Detect session timeout after Response.Redirect?

I am implementing the log-in/log-out functionality on a website. Whenever the user clicks on

Sign out
button (anywhere but at the login page,
Login.aspx
), the following method will execute:

protected void SignOut(object sender, EventArgs e)
{
Session.Abandon();
Response.Redirect("Login.aspx");
}


Now, when the redirect happens, I want to do the following in
Login.aspx
:

protected void Page_Init(object sender, EventArgs e)
{
if ( Session_has_timed_out ... )
SessionTimeOutDIV.Text = "Session timed out.

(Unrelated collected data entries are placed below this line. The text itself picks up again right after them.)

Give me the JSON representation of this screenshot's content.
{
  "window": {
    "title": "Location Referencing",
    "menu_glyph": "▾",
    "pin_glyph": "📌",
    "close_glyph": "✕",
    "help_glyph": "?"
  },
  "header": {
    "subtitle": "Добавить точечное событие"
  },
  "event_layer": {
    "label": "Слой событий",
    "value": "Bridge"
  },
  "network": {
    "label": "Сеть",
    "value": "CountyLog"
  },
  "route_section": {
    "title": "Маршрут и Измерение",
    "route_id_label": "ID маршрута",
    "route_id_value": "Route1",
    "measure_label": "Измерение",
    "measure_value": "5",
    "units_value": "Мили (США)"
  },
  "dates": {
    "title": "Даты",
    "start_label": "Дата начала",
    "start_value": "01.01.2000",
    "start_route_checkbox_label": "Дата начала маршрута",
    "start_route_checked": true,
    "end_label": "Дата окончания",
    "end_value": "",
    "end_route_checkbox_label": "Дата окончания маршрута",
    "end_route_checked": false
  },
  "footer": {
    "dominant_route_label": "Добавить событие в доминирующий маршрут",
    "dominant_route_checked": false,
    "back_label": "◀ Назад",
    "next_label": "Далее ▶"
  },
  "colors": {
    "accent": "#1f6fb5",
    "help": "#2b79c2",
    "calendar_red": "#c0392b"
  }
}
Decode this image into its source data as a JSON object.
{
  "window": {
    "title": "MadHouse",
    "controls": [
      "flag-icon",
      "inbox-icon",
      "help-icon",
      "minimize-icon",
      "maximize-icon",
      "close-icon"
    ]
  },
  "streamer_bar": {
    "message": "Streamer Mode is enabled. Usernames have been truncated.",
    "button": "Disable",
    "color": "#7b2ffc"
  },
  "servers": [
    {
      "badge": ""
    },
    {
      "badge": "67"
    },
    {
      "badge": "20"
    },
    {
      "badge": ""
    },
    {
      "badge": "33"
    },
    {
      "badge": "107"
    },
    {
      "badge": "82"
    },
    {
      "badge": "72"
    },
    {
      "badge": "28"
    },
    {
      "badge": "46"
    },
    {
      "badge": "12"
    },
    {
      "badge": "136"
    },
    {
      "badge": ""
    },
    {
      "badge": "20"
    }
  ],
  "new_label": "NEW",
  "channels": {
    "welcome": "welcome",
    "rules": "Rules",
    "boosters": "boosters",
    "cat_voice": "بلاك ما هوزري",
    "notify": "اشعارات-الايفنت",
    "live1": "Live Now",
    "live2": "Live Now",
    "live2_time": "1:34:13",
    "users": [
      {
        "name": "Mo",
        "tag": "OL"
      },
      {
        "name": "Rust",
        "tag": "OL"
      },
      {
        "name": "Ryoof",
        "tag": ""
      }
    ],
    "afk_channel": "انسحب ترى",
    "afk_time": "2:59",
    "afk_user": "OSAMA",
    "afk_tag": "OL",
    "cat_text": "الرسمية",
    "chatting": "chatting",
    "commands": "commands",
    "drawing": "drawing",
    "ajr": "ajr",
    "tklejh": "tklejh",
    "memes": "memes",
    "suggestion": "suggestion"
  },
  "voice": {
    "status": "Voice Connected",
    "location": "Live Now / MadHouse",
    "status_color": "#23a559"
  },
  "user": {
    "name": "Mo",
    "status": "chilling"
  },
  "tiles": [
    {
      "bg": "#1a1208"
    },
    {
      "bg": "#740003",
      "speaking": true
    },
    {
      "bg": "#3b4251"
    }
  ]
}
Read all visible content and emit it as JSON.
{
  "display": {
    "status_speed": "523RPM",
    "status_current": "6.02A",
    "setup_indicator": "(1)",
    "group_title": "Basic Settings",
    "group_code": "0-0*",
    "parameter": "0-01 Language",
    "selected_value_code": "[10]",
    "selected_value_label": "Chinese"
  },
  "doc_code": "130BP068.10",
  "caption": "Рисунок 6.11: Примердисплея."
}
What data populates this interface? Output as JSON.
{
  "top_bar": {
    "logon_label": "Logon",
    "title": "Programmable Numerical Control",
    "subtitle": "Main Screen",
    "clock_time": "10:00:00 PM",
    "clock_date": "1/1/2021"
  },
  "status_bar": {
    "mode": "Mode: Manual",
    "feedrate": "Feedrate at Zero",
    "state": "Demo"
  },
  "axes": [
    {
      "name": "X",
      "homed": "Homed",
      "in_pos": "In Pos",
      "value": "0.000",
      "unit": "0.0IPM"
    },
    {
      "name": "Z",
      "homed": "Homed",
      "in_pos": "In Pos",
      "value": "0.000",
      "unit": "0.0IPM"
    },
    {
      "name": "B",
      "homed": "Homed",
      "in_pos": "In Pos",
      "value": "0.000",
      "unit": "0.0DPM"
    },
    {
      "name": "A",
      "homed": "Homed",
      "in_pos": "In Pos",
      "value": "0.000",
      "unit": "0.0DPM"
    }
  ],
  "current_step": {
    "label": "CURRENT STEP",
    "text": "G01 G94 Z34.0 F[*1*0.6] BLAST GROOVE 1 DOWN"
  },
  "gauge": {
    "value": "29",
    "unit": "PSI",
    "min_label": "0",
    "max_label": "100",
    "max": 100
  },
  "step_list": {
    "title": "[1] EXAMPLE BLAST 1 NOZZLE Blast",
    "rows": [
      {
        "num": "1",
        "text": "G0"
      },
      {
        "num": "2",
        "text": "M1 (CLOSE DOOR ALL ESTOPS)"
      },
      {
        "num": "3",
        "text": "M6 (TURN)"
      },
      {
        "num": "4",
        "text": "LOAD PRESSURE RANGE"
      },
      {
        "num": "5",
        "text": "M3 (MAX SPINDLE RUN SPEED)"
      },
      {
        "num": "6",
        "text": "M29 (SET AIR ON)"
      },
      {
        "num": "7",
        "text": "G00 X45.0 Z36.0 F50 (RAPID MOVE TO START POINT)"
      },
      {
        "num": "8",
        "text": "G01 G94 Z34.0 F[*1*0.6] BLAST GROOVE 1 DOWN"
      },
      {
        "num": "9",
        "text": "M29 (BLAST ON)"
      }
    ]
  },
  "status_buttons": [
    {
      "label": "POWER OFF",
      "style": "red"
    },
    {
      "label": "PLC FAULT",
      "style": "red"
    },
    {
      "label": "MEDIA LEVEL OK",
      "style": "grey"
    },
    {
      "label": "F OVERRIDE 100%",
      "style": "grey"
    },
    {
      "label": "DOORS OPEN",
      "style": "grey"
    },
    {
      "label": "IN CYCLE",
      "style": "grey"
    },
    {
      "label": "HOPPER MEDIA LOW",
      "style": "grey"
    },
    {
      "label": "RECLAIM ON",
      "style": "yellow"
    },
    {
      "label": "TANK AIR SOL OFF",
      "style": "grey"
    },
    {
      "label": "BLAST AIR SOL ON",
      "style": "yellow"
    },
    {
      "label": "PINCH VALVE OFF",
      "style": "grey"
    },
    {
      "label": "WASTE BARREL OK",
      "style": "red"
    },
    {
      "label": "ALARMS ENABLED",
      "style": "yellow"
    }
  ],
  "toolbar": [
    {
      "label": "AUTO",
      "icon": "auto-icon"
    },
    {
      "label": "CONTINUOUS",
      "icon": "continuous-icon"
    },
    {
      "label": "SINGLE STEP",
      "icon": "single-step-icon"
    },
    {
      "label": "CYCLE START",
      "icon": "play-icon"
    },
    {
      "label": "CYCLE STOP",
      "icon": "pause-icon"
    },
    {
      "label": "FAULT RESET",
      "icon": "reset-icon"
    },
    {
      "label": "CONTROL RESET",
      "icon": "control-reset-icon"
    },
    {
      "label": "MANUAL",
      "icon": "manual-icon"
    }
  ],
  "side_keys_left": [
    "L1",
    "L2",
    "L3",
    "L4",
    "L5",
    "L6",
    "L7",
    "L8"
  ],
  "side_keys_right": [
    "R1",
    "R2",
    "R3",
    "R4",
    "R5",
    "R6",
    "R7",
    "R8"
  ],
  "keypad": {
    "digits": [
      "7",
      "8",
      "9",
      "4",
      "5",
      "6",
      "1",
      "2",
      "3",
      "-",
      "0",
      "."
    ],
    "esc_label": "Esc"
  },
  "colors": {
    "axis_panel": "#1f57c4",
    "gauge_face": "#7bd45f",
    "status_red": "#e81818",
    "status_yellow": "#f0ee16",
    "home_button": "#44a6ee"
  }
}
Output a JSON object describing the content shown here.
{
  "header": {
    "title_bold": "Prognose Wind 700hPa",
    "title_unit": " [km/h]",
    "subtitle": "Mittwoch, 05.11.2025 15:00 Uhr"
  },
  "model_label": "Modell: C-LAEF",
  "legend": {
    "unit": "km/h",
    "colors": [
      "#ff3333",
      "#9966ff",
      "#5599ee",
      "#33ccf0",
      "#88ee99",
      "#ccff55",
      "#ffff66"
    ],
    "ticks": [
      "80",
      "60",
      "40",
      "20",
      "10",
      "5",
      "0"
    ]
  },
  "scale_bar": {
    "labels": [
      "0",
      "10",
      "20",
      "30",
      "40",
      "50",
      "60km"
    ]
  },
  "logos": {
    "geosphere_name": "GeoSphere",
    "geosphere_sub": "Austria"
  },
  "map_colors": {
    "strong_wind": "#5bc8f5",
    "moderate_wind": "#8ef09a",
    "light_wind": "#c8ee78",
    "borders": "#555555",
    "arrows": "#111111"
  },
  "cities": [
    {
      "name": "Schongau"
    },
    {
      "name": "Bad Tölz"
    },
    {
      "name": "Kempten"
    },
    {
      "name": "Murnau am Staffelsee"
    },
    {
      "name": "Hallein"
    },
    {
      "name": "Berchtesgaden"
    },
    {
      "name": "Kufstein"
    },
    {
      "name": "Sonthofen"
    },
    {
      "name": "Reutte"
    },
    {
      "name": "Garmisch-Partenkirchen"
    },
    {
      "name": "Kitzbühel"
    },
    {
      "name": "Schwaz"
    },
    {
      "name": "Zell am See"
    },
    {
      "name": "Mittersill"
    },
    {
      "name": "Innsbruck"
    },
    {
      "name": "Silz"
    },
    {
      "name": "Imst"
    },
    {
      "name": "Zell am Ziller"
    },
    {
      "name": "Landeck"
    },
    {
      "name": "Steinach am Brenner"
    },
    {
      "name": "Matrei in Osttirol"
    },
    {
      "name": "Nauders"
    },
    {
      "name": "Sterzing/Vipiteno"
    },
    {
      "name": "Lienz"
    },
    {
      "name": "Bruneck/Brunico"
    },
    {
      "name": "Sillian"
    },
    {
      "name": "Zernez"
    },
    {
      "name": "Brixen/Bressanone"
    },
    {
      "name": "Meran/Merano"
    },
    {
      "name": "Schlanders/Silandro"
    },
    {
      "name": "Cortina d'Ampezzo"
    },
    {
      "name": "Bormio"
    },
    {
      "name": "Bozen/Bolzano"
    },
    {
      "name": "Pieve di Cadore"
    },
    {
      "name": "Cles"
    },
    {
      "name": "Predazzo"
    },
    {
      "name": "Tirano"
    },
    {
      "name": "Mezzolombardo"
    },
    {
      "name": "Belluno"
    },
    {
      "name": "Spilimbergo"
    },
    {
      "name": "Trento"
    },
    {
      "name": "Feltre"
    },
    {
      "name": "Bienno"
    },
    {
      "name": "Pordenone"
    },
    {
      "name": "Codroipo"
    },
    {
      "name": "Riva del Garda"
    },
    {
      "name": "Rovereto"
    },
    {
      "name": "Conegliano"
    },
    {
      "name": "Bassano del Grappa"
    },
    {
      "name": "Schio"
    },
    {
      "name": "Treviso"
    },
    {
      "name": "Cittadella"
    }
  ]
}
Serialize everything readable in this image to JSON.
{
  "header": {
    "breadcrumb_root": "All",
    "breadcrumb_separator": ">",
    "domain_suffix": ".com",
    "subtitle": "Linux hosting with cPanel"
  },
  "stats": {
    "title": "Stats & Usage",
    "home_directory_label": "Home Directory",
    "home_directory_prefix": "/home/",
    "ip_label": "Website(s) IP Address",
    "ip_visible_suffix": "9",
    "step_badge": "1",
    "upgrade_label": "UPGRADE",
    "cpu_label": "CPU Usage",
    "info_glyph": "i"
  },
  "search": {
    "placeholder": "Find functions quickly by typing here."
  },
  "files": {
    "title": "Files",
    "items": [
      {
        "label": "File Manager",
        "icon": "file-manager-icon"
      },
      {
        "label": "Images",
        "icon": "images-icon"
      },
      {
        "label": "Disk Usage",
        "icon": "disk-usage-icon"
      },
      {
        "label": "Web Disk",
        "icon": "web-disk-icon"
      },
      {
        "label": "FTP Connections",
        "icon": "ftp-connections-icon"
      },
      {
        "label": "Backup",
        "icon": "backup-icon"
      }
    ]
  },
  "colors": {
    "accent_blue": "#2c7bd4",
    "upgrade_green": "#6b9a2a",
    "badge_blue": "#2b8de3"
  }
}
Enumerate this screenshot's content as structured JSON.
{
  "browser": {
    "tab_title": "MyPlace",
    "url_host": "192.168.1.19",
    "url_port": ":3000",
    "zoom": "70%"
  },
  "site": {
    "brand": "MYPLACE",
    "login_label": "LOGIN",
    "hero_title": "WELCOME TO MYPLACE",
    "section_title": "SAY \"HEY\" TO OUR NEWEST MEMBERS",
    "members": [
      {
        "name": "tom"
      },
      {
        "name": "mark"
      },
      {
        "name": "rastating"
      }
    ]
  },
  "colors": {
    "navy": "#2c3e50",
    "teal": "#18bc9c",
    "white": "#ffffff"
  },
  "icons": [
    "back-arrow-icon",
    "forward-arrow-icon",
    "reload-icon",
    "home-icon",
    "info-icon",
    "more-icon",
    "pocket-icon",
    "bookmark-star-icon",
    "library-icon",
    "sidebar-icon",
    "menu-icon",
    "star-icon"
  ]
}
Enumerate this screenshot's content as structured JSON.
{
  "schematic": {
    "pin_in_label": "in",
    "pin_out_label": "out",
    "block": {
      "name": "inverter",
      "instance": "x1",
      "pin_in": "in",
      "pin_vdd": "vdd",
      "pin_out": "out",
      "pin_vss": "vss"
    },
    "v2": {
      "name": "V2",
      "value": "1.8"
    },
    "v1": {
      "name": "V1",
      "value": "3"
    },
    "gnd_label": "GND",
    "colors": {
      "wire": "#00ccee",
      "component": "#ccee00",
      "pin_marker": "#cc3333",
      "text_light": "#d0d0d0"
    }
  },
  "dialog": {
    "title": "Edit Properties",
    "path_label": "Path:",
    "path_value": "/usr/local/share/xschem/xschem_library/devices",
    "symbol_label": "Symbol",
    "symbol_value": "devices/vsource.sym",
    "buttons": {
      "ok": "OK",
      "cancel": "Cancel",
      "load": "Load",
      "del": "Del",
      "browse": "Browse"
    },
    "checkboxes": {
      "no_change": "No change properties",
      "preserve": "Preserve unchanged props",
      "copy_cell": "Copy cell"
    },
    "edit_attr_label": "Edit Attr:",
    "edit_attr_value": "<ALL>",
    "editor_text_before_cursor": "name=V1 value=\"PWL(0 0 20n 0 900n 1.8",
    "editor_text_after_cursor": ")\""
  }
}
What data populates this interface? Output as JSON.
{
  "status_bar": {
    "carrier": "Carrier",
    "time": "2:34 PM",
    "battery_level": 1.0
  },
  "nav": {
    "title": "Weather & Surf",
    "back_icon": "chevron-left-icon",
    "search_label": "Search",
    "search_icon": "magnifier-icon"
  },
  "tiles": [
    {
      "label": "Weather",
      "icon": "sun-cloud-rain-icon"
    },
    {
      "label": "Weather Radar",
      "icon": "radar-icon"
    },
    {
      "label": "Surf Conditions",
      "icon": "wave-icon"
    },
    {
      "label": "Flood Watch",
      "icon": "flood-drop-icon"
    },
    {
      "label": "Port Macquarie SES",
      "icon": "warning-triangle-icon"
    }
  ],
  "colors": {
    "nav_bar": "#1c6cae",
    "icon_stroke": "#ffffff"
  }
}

Please log in again.";
else
{
// normal logic here ...
}
}


Q: How do I check that the session was previously terminated, given that I need to check this (1) after the actual call to
Session.Abandon()
and (2) after I am redirected from where the call to
Session.Abandon()
had happened?

Answer

Yes that's why for authentication it is recommended to rely on cookie and use formsAuth or now ASP.Net Identity. If it was MVC we have TempData but for webforms I don't think there is any such thing. So you can use other state management techniques like query string

Response.Redirect("Login.aspx?Logout=true");

In page_init of Login.aspx

    if (Request.QueryString["LogOut"] != null && Request.QueryString["LogOut"] == "true") //do handle exception and casting
    {
        //SessionTimeOutDIV.Text = "Session timed out. Please log in again.";
    }
    else
    {
        // normal logic here ...
    }

This is only a hack, hope this helps.